Passive procedure would not suffice. Like the modern search-and-rescue operation, we had to move to an active approach. We must generate a signal able to force a reaction. The murderer must be made to respond to a stimulus created by us.

I put on the RV helmet and called Seth Parsigian. At last I had something that could fairly be termed an emergency.

He was wearing the hidden earphone, and answered at once with, “This better be good, Doc. I’ve been digging into Sky City operations, lookin’ for odd stuff that might point to the killer.”

“Did you discover anything?”

“No.” His voice seemed to have an added delay. Sky City was on the move outward from Earth. “But I’m finding somethin’ else that’s interestin’ in the data records.”

“Events relevant to the Sky City murders?”

“If they are, I don’t see how.”

“Then they can wait. I know of a way to flush our murderer out of hiding.”

I described my thoughts on active versus passive procedures, and I made my proposal.

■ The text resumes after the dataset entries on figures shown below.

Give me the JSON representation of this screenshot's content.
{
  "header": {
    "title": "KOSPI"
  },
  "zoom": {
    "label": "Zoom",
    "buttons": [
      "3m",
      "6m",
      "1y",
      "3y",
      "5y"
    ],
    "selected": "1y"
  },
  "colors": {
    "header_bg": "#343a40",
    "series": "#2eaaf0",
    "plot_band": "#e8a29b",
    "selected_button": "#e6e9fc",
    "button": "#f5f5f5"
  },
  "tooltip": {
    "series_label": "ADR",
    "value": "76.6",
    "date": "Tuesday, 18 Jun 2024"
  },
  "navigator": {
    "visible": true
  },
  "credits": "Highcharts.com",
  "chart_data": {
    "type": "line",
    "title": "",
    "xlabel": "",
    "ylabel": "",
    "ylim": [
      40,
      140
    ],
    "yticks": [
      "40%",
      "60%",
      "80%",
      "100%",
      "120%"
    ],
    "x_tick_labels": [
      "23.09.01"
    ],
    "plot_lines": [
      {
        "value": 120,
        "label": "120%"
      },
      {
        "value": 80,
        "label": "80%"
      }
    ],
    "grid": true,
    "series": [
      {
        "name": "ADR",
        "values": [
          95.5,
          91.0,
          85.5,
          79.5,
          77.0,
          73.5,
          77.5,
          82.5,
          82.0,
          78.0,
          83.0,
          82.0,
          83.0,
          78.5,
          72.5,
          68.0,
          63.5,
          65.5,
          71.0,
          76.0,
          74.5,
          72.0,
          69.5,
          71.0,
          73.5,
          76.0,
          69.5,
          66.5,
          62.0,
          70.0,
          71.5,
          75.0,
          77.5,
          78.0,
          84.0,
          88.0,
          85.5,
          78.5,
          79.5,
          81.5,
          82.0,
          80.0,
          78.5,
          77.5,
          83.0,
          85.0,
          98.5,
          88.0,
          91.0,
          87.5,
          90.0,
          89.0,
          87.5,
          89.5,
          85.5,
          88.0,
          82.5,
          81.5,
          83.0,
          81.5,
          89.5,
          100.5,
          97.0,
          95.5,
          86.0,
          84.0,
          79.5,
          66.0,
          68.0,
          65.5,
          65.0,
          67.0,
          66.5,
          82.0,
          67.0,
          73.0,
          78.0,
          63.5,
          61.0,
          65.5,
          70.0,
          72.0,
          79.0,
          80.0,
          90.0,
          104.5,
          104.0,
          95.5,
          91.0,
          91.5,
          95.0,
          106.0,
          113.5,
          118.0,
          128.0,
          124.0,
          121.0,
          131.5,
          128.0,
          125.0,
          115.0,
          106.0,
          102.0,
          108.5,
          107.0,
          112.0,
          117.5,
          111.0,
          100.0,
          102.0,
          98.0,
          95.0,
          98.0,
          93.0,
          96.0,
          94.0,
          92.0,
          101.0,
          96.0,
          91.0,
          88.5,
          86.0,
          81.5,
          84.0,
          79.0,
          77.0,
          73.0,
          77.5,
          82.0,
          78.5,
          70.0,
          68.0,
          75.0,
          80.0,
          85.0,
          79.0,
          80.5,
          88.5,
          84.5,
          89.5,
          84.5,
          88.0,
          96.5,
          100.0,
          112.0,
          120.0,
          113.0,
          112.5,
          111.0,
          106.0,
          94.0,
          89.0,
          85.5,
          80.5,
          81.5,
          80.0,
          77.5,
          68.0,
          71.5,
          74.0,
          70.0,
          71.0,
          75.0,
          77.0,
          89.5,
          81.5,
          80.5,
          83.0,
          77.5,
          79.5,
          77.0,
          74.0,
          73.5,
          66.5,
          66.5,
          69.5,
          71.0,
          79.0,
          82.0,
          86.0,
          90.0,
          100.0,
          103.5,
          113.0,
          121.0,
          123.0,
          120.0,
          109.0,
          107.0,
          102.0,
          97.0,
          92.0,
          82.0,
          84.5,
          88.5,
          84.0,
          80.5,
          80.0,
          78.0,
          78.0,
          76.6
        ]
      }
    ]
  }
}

Seth was silent for a long time. I wished I could see his face, but apparently he was not in his room. I was offered the usual annoying view of an empty apartment. The RV jacket must be hanging in its usual position on the wall.

“You’re makin’ some awful big assumptions,” he said at last. “Yeah, Doris Wu’s body is still missing. But how do you know it was chucked out into space?”

“It’s been over six months since she vanished.”

“It was close to that for Lucille DeNorville, and she still turned up.”

“I have explained why it was necessary for the murderer that Lucille’s body not be permanently lost. That argument does not apply to Doris Wu. And remember where Doris disappeared: level hundred, at the Sky City perimeter. You yourself offered the suggestion that she had been murdered and dropped out into space. Dump her outside, you said, and centrifugal force would carry her out and away. And you commented that would be pretty risky if any evidence had been left on her.”

“We got no reason to think it was.”

“I doubt very much that the murderer was so careless. But we are operating here at the level of doubt and psychology, not proven fact. Suppose that you were the murderer. You feel somewhat secure, comfortable in the knowledge that months have passed without threat of discovery. Now comes the news: The body of one of your victims has been found out in space. All the others are accounted for, so this is the last possible source of danger to you. Would you not feel an intense urge to confirm that no physical evidence links you to that newly discovered body?”